Oil Prices: A Lesson in Markets
Mark Jaccard
Globe and Mail, December 1, 2014
For 27 years in my graduate energy seminar, I’ve struggled
to convince bright master’s and PhD students that oil prices might actually
result from competition rather than a price-fixing conspiracy of oil companies
and the Organization of Petroleum Exporting Countries cartel. But this year, my
task was easier.
We start by reviewing several commodity prices – potash, lumber,
copper, oil – which show that the oil market is not atypical. We see that all
oil producers receive the same price, which is usually at or above the
production costs of the most expensive suppliers, such as Alberta’s oil sands
and North Dakota’s shale and tight oil. Low-cost producers, like Saudi Arabia,
get more profit from each barrel.
Then I ask them what should happen if the oil price were competitive under various scenarios – a war in Libya or Iraq, rapid economic growth in China or India, a technological advance that lowers the cost of producing shale oil, a tightening of vehicle efficiency regulations in the United States, a global economic recession. We check their predictions against actual history, and some begin to doubt.
I next ask them to guess the number of oil producers
worldwide. Like most people, they dramatically underestimate the number of
state and private oil companies, and especially overlook the hundreds of
smaller operators. Collusion starts to look complicated.
I ask why, in a competitive market, oil’s price might be
above the cost of the highest-cost producer. The students then brainstorm on
the reasons people might bid up the price – expectations of future shortages of
a non-renewable resource, suspicions that oil producers are overestimating
their reserves, fears about conflicts affecting oil exporters. They admit the
plausibility of a “seller’s market,” where even a competitively determined
price stays above the production cost of Alberta’s oil sands.
Then I describe the 1986 oil crash, with prices staying low
for the next 16 years. They acknowledge that it was a huge loss for oil
companies and wonder why they would allow that, if in fact they had the power
to raise prices. They also see that a “buyer’s market” can endure. Once
production capacity is built, companies will keep producing, even if they have
to accept years of low prices that barely cover operating costs.
Companies will also frantically cut costs and innovate when
prices are low. For example, before 1986, analysts agreed that new North Sea
investments needed a $30 oil price. But within two years, new investments were
taking place even with the price below $20.

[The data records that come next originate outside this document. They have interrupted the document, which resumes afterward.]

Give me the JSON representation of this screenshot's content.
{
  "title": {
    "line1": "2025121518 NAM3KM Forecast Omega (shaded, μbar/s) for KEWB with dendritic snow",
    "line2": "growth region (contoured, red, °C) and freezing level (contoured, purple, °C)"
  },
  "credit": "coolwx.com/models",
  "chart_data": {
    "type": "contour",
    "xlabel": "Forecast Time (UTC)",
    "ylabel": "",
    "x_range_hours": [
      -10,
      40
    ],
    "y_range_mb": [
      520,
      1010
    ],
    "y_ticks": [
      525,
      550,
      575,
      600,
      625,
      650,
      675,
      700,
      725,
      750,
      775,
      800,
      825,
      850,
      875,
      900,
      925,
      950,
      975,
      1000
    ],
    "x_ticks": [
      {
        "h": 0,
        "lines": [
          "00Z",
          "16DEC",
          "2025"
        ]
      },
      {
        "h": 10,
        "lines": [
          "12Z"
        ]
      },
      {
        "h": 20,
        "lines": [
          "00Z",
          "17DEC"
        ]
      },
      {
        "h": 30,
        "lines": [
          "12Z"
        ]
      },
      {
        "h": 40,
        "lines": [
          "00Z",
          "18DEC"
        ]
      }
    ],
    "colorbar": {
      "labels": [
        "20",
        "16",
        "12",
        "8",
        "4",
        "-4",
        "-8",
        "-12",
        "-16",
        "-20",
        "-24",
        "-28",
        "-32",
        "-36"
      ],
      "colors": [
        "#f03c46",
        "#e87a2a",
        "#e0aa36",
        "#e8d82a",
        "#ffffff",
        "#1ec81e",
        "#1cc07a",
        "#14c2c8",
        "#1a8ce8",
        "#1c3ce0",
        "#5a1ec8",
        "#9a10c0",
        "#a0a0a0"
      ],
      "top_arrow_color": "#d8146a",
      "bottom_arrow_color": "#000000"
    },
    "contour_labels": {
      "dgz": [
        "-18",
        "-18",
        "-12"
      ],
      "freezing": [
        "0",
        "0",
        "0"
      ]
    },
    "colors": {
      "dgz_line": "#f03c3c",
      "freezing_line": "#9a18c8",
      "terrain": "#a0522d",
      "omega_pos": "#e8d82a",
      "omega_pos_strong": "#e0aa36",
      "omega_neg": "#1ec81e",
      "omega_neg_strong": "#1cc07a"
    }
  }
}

Indeed, the 1986 experience provides insight for today. Over
the previous five years, OPEC producers rapidly lost market share as demand
fell and supplies increased from Alaska, the North Sea, Mexico and Russia. OPEC
had no alternative but to let the price fall. Had it kept cutting production in
an effort to maintain the price, the cartel would have lost even more money, as
non-OPEC investors drove its market down even further. If you are the low-cost
producer in a buyer’s market, your options are limited. But at least your
survival chances are better.
This lack of options for OPEC has rarely been mentioned in
the news media over the past few weeks. Instead, we hear about a game of
chicken between OPEC, Russia and the United States, a fight to see who will
blink first. But OPEC is not playing chicken. Its members are doing what any
low-cost producer would have to do in a buyer’s market: cutting price to slow
the decline of market share, and worrying about the next innovation that
springs more oil from the Earth’s crust to threaten even more that tenuous market
share.
Once students reach this stage of inquiry, they’re ready for
the big questions. First, I ask them to predict the average price of oil for
the next 20 years. Thinking about all of our scenarios, they realize the
difficulty. Predictably, they fall back on what energy experts do; they forget
about collusion and focus on how depletion might cause prices to rise, while
innovation might cause them to fall. Future cost of production is seen as the
key to determining average future prices.
Then, I ask them to predict the oil price if humanity acts
to keep the global temperature from rising more than 2 degrees Celsius. Now
they understand why experts say this will cause a falling demand for oil, and
with it a falling oil price. How low might it fall? Maybe we’ll get a sense of
that in the days and weeks to come.
Finally, I treat my students to my own prediction. I predict
that even if oil prices are extremely low next September, my new students will
still believe they’re rigged.
______________________________________
Mark Jaccard is a professor at Simon Fraser University
(markjaccard.com, @MarkJaccard). His 2005 book, Sustainable Fossil Fuels,
explained why oil prices could fall in future, even though they were rising
rapidly at the time and peak oil was seen as imminent.